Las viejas navidades y la guerra de Putin

Cerré los ojos, deseando fervientemente volver a sentir como un niño

El carné que acredita a Putin como agente de la Stasi.

En mi deseo de seguir quitando la telaraña de la tristeza, que ahora se encuentra en la guerra de Putin, me animé a hacer pie, tomando impulso en mi columna anterior. En ella decía que es posible revivir escenas del pasado poniéndonos en contacto con aromas u olores de otros tiempos. Así que, buscando en Internet alguna colonia o perfume de la época de “Maricastaña”, encontré una loción para después del afeitado, llamada “Floid”, que usaba alguno de mis antepasados. También colonia para niños, “Nenuco”, de uso generalizado en el último tercio del siglo pasado. Ambos perfumes, por unas u otras razones, los tengo gravados en la memoria. Sorprendentemente, he podido comprobar que continúan usándose, por lo que me ha resultado fácil hacerme con un frasco de cada uno de ellos.
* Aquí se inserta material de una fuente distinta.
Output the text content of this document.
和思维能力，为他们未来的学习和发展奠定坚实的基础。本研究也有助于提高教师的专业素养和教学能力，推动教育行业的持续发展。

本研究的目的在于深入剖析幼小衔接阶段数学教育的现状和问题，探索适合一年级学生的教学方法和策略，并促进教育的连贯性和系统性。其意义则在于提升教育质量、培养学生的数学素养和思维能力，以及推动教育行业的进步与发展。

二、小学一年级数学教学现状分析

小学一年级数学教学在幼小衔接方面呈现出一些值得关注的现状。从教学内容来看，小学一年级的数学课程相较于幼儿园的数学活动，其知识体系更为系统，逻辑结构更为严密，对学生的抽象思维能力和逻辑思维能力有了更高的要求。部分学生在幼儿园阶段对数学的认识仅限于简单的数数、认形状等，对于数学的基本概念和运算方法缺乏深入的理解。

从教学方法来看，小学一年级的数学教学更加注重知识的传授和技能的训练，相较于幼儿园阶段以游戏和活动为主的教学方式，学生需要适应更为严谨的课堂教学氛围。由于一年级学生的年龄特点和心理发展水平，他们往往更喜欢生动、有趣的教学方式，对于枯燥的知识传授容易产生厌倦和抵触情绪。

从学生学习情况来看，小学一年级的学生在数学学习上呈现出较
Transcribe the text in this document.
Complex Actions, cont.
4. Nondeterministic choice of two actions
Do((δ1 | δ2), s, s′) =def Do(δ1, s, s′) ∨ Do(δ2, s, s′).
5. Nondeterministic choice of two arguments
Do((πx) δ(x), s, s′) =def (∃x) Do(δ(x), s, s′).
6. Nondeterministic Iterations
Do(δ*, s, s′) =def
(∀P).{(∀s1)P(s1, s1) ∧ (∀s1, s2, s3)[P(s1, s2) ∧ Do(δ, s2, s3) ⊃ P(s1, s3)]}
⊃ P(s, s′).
Aplicando el principio de la teoría proustiana, estuve varios días olfateando insistentemente el “genuino Floid”, sin conseguir traer al presente ningún episodio del pasado, lo que me llegó a desanimar un poco. Una semana más tarde probé con el perfume “Nenuco”. Lo hice de manera compulsiva, convencido de obtener el resultado esperado. Y así vino a ser, pues, de repente, vi a un niño que caminaba calle arriba, a paso ligero, camino de la pastelería-confitería del barrio. Su madre le había encargado la compra de unas barras de turrón. Porque aquel día era Navidad, y había que hacer un extraordinario para salir de la rutina del cocido diario, y de las sopas de ajo, que calentaban el estómago cuando el invierno cerraba las ventanas. El chaval iba pensando que, a esas horas, la confitería estaría cerrada, porque el reloj del ayuntamiento marcaba las tres de la tarde, y el cartel colgado en la puerta de la pastelería decía, bien claro, que ese día solo se abría hasta la una y media.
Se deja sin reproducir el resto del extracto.